As a child, Damon lived in imaginary worlds inspired by his favorite comic books. Comics became not only a friend, but an obsession in his formative years. He learned to draw by copying page after page of Spiderman comics. The origin of his signature style lay across his mother's living room floor in cover-to-cover recreations of his treasured comics. The idea of visually and verbally telling a story intrigued him. A fantasy steeped in reality. Johnson's comic book obsession was redirected during his later adolescence by New York pop art. Damon would frequent the MoMA, driving past Keith Haring's "Crack is Wack" mural in Harlem. Pop art from Warhol to Lichtenstein to Rosenquist became an enormous influence.
Johnson's work infuses his comic book and pop art sensibility with the soundtrack of his life. Damon quickly recognized the poetic brilliance of hip-hop. The music moved him. The importance of self expression without compromise manifested in his awkward attempts at break dancing, drunken open mic nights at Nueurican Cafe and writing graffiti throughout New York City. Johnson's paintings have a rhythm and tone heavily influenced by hip-hop. They draw from a broad range of cultural elements to make aggressive, personal expressions.
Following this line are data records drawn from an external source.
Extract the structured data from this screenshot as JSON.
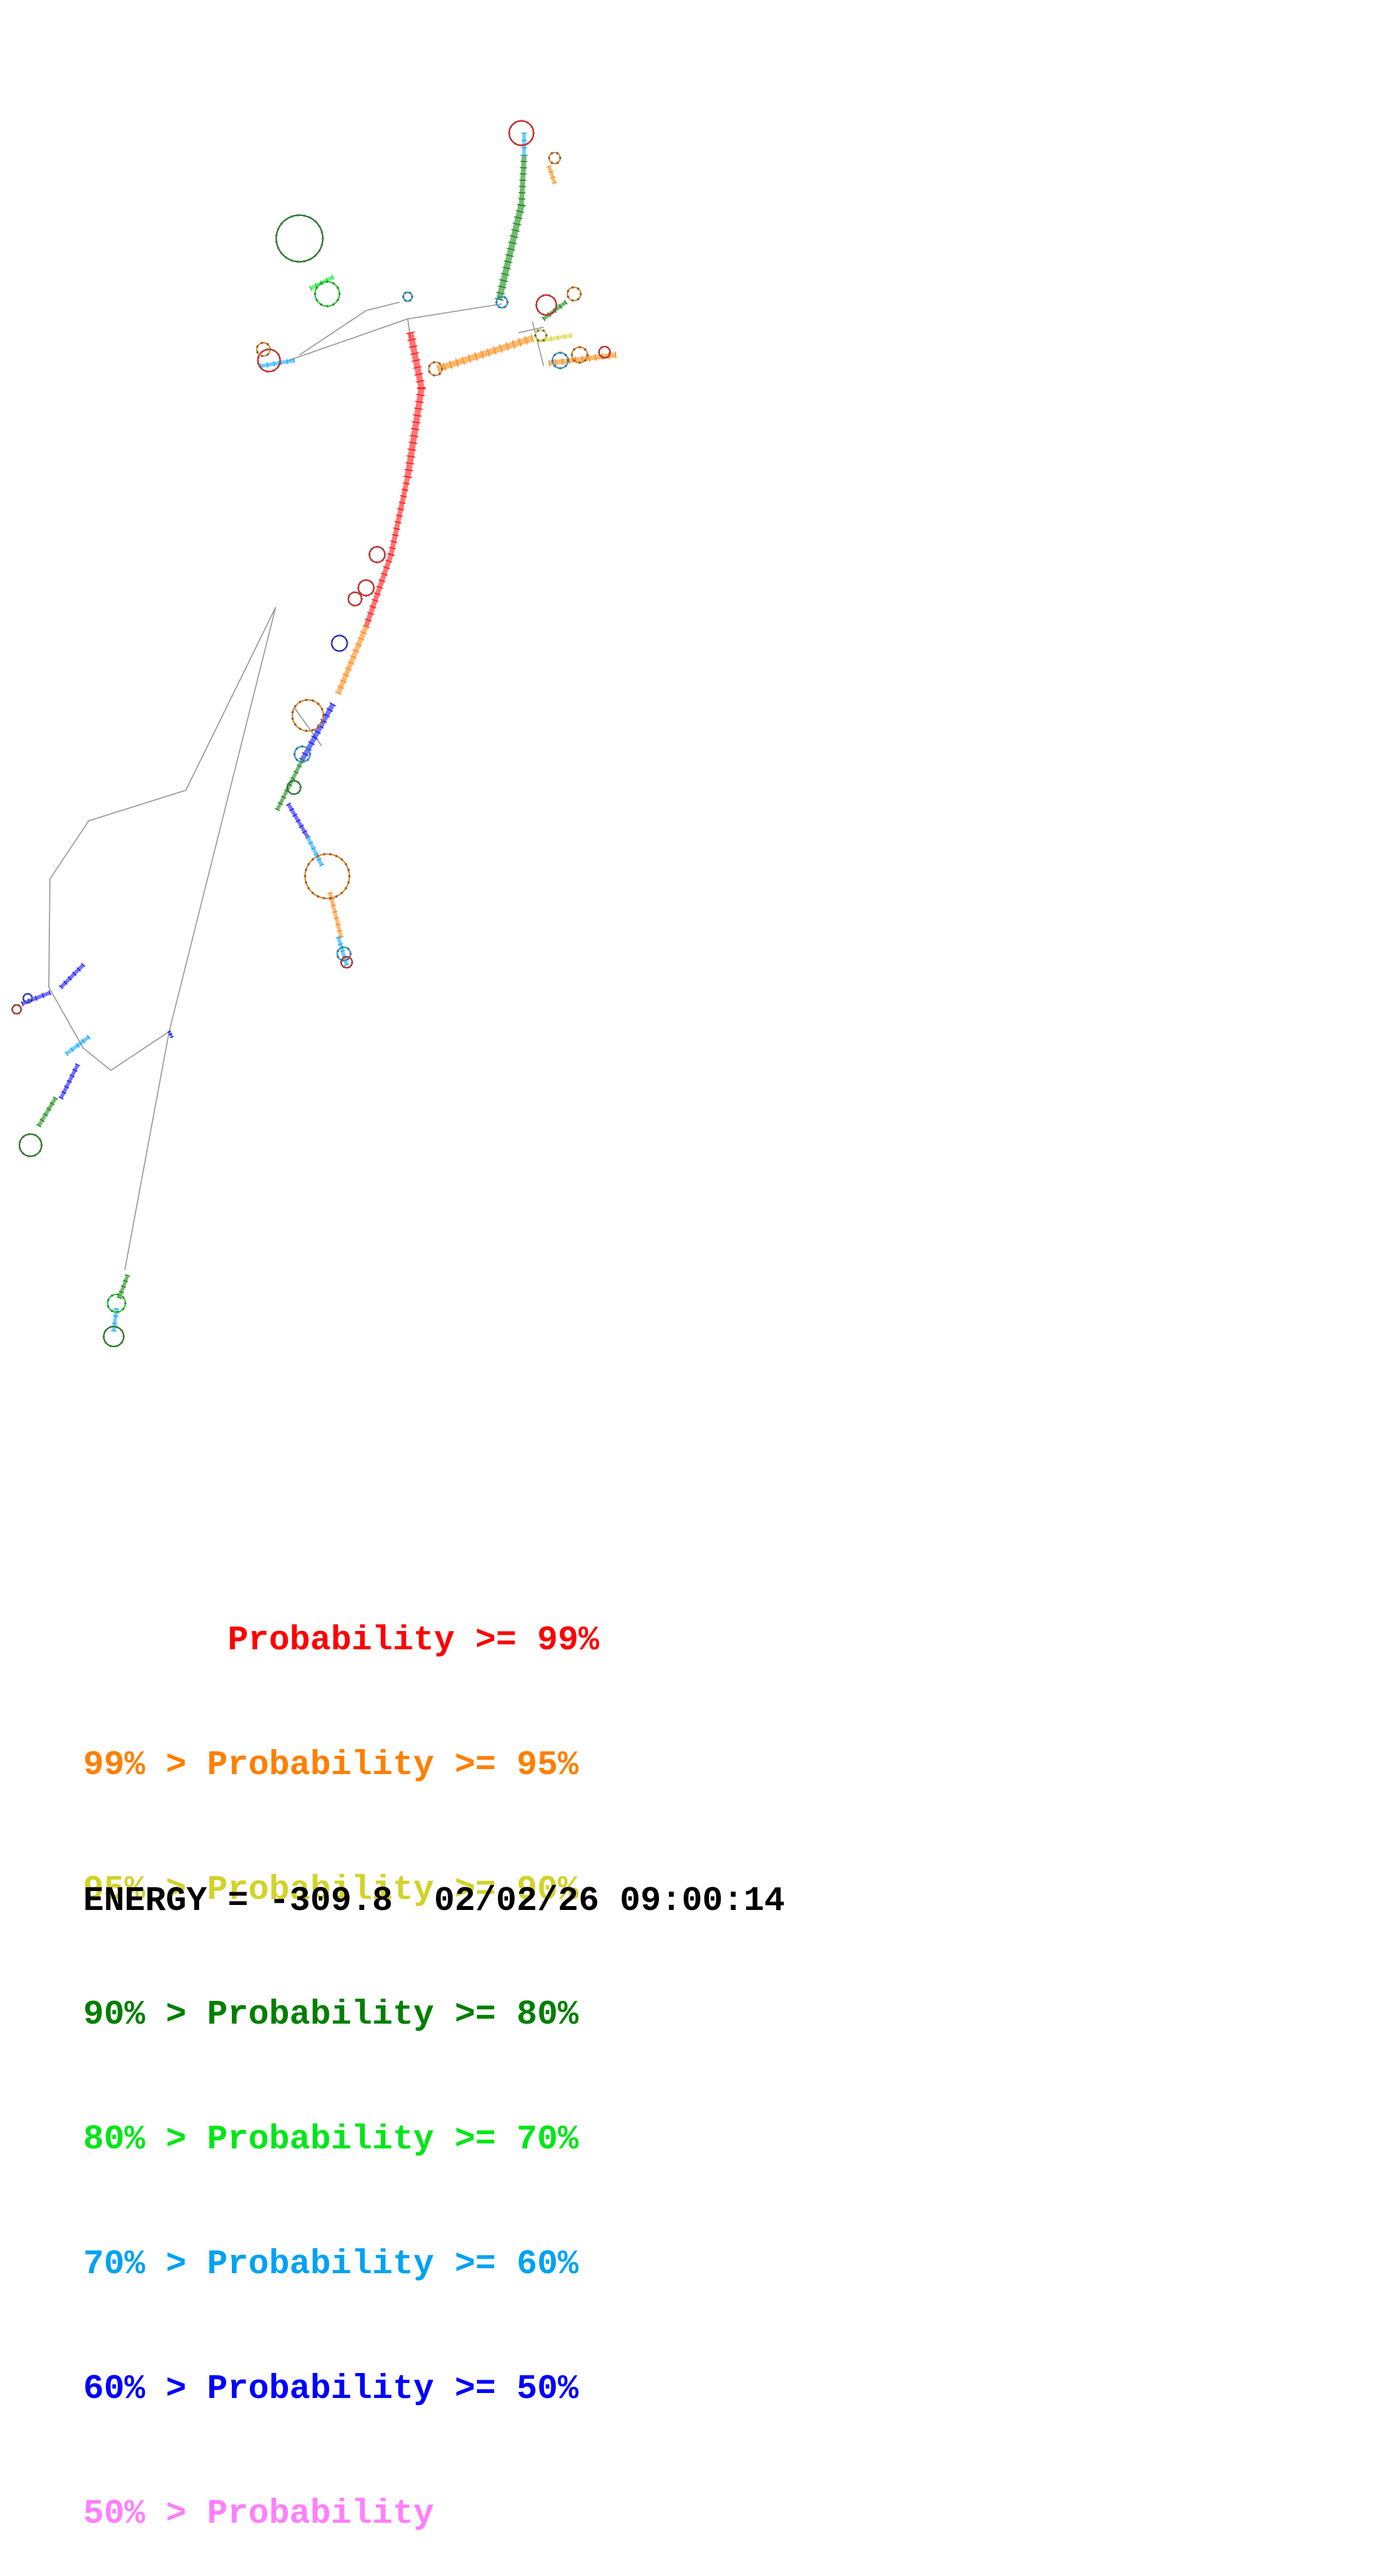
{
  "legend": [
    {
      "text": "       Probability >= 99%",
      "color": "#ff0000"
    },
    {
      "text": "99% > Probability >= 95%",
      "color": "#ff7f00"
    },
    {
      "text": "95% > Probability >= 90%",
      "color": "#d2d22a"
    },
    {
      "text": "90% > Probability >= 80%",
      "color": "#007f00"
    },
    {
      "text": "80% > Probability >= 70%",
      "color": "#00e619"
    },
    {
      "text": "70% > Probability >= 60%",
      "color": "#00a2f2"
    },
    {
      "text": "60% > Probability >= 50%",
      "color": "#0000ff"
    },
    {
      "text": "50% > Probability",
      "color": "#ff7fff"
    }
  ],
  "footer": {
    "energy_label": "ENERGY = -309.8  02/02/26 09:00:14"
  },
  "colors": {
    "backbone": "#9a9a9a",
    "nucleotide": "#6a6a6a"
  }
}
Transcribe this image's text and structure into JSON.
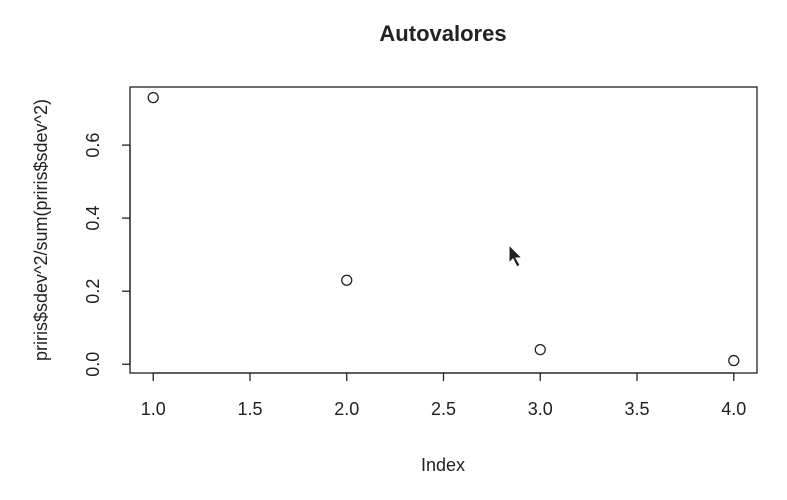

Damon's new work incorporates lyrics and song titles that resonated with him at various stages of his life. He illustrates his lyrical narratives with visual samples from dollar bin comics. Forgotten lyrics and discarded images remixed to reveal Damon's world. The works are viciously personal portrayals of Damon's life seen through his savage imagination. They are graphic poetry critically described as Urban Surrealism.